The implicit costs of a firm will include:

the entrepreneurial skills of the owner. Implicit costs are the opportunity costs of using resources owned by a firm or provided by the firm's owners.

The slope of the total cost curve at each rate of output equals:

the marginal cost at that rate of output. The slope of the total cost curve at each rate of output equals the marginal cost at that rate of output.

Suppose labor is the only variable input used in production. In this case, the marginal cost of production will increase when:

the marginal product of labor declines. When a firm experiences increasing marginal returns to labor, the marginal cost of output falls. When a firm experiences diminishing marginal returns to labor, the marginal cost of output increases.

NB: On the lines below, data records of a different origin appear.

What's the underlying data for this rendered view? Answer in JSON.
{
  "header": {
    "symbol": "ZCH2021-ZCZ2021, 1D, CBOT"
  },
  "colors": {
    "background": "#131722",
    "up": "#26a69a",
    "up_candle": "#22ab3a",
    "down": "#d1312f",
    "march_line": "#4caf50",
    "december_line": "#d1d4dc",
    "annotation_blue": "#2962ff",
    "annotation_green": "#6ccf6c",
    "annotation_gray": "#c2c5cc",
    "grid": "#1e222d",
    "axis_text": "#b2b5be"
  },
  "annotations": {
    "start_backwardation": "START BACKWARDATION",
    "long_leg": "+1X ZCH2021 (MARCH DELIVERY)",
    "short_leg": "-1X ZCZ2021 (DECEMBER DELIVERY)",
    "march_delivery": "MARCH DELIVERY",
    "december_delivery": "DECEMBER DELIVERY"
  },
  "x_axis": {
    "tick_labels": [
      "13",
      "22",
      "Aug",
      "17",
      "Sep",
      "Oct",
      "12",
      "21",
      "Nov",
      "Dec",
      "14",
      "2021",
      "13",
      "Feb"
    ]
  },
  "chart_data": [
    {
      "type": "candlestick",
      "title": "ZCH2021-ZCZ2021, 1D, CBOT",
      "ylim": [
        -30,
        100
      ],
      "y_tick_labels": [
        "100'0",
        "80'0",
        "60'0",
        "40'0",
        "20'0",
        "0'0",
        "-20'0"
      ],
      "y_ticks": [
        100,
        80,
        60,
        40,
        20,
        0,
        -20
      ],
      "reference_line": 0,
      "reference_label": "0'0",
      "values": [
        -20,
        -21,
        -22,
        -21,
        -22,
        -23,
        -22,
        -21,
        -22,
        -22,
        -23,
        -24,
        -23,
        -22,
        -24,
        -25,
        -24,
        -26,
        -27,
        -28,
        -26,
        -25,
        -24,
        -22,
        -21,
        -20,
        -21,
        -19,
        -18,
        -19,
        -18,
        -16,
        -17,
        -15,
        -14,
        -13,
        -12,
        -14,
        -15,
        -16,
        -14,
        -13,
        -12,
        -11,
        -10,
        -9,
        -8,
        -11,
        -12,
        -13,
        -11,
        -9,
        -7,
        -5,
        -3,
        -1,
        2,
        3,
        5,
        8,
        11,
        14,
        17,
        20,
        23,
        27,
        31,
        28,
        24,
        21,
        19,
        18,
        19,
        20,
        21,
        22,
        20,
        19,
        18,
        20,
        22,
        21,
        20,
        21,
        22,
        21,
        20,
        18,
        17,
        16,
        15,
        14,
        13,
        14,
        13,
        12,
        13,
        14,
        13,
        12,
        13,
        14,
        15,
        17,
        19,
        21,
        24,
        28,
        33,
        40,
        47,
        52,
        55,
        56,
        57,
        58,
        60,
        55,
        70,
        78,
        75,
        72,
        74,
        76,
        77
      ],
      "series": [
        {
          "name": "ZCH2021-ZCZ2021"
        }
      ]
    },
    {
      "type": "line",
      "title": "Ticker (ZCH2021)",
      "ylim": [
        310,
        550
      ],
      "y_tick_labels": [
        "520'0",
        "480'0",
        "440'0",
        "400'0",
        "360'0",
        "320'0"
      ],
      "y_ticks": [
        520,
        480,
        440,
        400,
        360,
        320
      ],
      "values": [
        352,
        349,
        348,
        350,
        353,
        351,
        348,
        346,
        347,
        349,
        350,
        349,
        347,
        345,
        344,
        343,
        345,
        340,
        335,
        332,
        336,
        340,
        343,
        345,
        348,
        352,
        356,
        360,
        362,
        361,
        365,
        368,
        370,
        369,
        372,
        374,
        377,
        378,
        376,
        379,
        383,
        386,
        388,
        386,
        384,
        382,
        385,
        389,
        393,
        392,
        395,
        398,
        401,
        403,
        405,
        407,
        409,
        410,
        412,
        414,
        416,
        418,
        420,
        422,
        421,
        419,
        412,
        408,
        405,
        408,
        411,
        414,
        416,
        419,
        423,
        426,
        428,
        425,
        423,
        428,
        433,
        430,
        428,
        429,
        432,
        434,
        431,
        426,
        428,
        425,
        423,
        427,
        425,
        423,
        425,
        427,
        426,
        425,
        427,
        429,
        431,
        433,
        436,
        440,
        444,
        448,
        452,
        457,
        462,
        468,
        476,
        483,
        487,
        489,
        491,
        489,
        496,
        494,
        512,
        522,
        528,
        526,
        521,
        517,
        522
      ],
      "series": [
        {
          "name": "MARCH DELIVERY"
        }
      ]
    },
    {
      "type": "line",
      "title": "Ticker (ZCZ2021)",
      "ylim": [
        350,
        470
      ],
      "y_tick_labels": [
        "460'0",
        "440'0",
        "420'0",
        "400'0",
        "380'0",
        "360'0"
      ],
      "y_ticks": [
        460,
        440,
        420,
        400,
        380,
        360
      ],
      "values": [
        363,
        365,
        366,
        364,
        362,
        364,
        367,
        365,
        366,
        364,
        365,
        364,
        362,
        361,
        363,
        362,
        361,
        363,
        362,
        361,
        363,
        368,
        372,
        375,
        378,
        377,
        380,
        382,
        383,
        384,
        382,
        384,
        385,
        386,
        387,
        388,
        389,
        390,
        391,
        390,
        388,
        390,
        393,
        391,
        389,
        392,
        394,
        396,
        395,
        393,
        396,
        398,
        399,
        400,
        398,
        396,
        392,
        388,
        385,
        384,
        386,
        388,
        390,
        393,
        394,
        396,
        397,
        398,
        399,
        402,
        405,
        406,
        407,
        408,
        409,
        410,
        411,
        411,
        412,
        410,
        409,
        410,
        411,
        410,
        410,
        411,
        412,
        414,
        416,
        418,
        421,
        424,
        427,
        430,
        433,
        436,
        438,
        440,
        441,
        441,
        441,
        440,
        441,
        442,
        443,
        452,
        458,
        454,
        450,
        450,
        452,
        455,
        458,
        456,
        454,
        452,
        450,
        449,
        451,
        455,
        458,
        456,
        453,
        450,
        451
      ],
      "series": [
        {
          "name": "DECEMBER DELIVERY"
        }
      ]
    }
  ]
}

Given resource prices and technology, a firm can minimize its cost of producing a particular rate of output in the long run by operating along the points of tangency between:

the short-run average cost curve and the long-run average cost curve The points of tangency between the short-run average cost curves and the long-run average cost curves represent the least-cost way of producing each particular rate of output, given resource prices and technology.

A firm is likely to experience increasing marginal returns from labor when:

there is specialization and division of labor Division of labor increases the marginal product of each worker and allows a firm to experience increasing marginal return from labor

Factors of production that can be adjusted quickly to increase or decrease production are called:

variable input Any resource that can be varied in the short run to increase or decrease production is called a variable input.